Changes in serum corticosterone levels and the quantity of β-amyloid plaques in 5xFAD mice at 16 weeks of age. (A) Serum corticosterone levels increased in response to both late adolescent social isolation and pregnancy/delivery, with a notably accelerated rise when both conditions co-occurred. Mann–Whitney U test: Unstressed virgins vs. stressed virgins, ^*p < 0.05; unstressed virgins vs. unstressed dams, ^**p < 0.01; unstressed virgins vs. stressed dams, ^***p < 0.001; stressed virgins vs. stressed dams, ^**p < 0.05; unstressed dams vs. stressed dams, ^*p < 0.05. (B–D) Late adolescent social isolation and/or pregnancy/delivery did not affect the number of β-amyloid plaques in the anterior insula (AI; B), prelimbic cortex (PrL; C) and dentate gyrus of the hippocampus (DG; D), as evaluated by a Two-Way ANOVA, except for the comparison between unstressed virgins vs. stressed dams using Bonferroni adjustments (p = 0.027). (E) Representative images of β-amyloid plaques in the dentate gyrus of the hippocampus. p > 0.05 for all main factors and interaction.

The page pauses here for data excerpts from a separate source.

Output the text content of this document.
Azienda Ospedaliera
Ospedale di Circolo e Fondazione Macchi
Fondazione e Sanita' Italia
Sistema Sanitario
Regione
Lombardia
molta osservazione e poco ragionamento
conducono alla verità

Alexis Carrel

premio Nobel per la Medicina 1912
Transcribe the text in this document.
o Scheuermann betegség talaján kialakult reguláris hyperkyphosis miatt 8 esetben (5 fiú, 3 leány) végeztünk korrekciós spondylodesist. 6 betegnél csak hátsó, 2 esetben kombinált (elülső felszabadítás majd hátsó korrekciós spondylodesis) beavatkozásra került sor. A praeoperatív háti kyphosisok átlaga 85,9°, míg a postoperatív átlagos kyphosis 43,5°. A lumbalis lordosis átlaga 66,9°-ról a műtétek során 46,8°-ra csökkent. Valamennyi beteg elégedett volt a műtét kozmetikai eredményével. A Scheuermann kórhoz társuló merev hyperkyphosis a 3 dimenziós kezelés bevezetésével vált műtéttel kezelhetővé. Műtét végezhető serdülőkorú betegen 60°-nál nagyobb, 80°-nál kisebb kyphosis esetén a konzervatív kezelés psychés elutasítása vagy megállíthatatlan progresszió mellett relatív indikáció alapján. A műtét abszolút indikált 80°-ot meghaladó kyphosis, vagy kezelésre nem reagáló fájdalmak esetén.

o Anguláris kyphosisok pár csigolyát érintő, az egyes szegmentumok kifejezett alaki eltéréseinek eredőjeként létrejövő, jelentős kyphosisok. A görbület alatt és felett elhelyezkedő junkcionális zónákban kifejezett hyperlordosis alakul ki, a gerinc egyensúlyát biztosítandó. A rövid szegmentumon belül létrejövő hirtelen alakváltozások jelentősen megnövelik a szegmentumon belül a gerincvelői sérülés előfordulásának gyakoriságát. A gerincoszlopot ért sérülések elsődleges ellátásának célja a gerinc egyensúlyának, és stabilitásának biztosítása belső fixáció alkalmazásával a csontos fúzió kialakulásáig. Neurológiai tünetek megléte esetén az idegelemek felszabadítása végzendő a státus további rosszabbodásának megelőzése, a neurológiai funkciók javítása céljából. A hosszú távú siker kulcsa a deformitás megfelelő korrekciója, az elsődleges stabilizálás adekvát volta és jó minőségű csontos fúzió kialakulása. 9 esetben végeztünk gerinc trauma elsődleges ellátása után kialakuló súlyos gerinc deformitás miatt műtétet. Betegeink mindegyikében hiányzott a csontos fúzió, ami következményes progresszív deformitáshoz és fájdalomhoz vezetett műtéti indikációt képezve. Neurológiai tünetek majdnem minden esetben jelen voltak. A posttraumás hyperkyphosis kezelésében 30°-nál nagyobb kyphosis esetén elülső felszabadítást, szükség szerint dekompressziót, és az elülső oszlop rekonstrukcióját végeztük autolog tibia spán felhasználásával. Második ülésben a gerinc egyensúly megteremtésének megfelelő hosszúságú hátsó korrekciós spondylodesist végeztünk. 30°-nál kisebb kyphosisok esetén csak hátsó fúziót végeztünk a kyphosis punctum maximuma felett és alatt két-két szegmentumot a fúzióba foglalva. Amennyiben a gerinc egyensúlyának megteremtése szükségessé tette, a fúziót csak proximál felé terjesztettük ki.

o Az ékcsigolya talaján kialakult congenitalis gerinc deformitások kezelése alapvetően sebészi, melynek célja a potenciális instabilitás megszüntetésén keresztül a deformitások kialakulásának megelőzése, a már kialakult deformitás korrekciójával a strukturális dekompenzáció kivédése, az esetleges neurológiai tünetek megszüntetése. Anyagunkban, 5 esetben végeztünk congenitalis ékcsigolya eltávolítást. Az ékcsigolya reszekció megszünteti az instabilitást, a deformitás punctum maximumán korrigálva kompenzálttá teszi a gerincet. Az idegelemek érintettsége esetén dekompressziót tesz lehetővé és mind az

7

N = 7–11. Data are presented as mean ± SEM. See Supplementary Table S1 for details on the sample size and statistical analyses.

Figure 5

Correlations between corticosterone levels and cognitive behaviors in 5xFAD mice at 16 weeks of age. (A) Serum corticosterone levels were found to be negatively correlated with the novelty recognition indexes for NORT. (B) There was no significant correlation between corticosterone levels and sociability indexes for SIT during the S-trial. (C) A negative correlation was observed between corticosterone levels and sociability indexes for SIT during the SN-trial. N = 7–11. R² and p-values were obtained from Pearson’s correlation test for all graphs. See Supplementary Table S1 for details on the sample size and statistical analyses.